It is incredibly tempting to route every single API request to Claude 3.5 Sonnet or GPT-4 Omni. They are the smartest, most reliable engines available.
They are also incredibly expensive and painfully slow.
In our IPTV Proxy project, agent swarms spin up continuously. A simple task like renaming a CSS file might require three separate CLI spins: The Coder writes it, the QA checks it, and another agent commits it. If every spin costs $0.10 and 15 seconds, the project grinds to a halt financially and temporally.
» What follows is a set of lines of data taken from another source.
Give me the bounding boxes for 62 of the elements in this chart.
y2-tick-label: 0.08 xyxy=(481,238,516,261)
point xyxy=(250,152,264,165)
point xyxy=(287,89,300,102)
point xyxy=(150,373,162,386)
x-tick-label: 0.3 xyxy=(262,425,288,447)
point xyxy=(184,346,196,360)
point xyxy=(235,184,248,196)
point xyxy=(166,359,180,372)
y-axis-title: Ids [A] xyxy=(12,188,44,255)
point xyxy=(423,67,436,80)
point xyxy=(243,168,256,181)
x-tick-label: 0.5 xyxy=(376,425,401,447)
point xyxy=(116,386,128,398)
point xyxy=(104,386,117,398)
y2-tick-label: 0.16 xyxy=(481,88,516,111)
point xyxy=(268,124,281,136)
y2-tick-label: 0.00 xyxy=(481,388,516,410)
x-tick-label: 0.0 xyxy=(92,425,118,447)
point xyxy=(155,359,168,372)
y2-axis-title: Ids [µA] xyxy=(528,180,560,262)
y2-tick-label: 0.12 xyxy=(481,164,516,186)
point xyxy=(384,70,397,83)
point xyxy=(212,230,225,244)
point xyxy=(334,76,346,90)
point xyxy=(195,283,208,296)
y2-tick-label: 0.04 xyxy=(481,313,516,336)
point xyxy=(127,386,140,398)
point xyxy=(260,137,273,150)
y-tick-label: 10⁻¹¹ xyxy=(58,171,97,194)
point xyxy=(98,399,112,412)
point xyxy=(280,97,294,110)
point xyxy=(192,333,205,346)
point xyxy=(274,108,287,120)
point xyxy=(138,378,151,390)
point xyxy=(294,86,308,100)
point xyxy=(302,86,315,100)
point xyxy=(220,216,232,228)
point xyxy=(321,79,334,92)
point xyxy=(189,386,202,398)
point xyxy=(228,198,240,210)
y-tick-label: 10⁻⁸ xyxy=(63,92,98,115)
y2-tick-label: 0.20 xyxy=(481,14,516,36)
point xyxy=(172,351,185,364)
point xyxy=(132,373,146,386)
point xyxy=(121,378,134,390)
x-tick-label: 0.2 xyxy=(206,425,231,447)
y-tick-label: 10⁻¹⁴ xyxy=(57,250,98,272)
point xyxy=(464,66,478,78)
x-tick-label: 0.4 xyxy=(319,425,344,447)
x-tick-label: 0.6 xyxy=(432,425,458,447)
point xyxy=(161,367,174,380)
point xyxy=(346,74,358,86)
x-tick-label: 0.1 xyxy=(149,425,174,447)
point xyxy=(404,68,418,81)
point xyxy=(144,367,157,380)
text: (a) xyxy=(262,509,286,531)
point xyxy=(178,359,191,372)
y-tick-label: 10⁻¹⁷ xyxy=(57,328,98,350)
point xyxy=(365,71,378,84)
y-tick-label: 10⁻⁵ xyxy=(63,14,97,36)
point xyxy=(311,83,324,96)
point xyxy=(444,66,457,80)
Our solution was to implement Agent Economics via carefully tuned markdown templates in the
tasks/templates/ folder, assigning lightweight models to isolated grunts, and heavy models to
critical thinkers.
The PM (Henry): The Expensive Thinker
We use Claude 3.5 Sonnet for Henry, the Product Manager. His template
(pm-agent-prompt.md) is heavy and demands deep architectural reasoning.
Henry is permitted to cost money because he only runs once at the beginning of a feature cycle, and once at the end to prepare the brief for the Human. The stakes are high: if Henry writes a confusing specification document, the entire coding swarm will chase their tails for an hour. He must be smart.
The Senior Coder (Johnny): The Heavy Lifter
For complex backend refactoring (like the `server.py` routing), we spin up Johnny using Claude or Gemini 1.5 Pro via `codex-agent-prompt.md`.
Notice how explicit the instructions are. We are force-feeding the model the project conventions so it doesn't hallucinate a Flask application or attempt to install SQLAlchemy. Johnny gets the expensive tokens because he is allowed to touch `server.py`.
The Grunts (Flem & Bella): Cheap and Fast
If a task is marked `required_role: junior_coder` or `required_role: qa_lead`, the orchestrator spins up
Flem or Bella utilizing the minimax-m2.5-free or open-source
`llama3` models. They cost practically nothing to run.
Bella doesn't need to be smart enough to invent a new cache routing system. She only needs to be smart enough to run a bash command, read the output for `FAILED`, and physically move a text file back a directory using `git mv`.
By enforcing this hierarchy through distinct markdown files in the `templates/` folder, our Swarm operates at near-zero operating costs for 80% of the workflow, only tapping the expensive "brains" for initial blueprints and final reviews.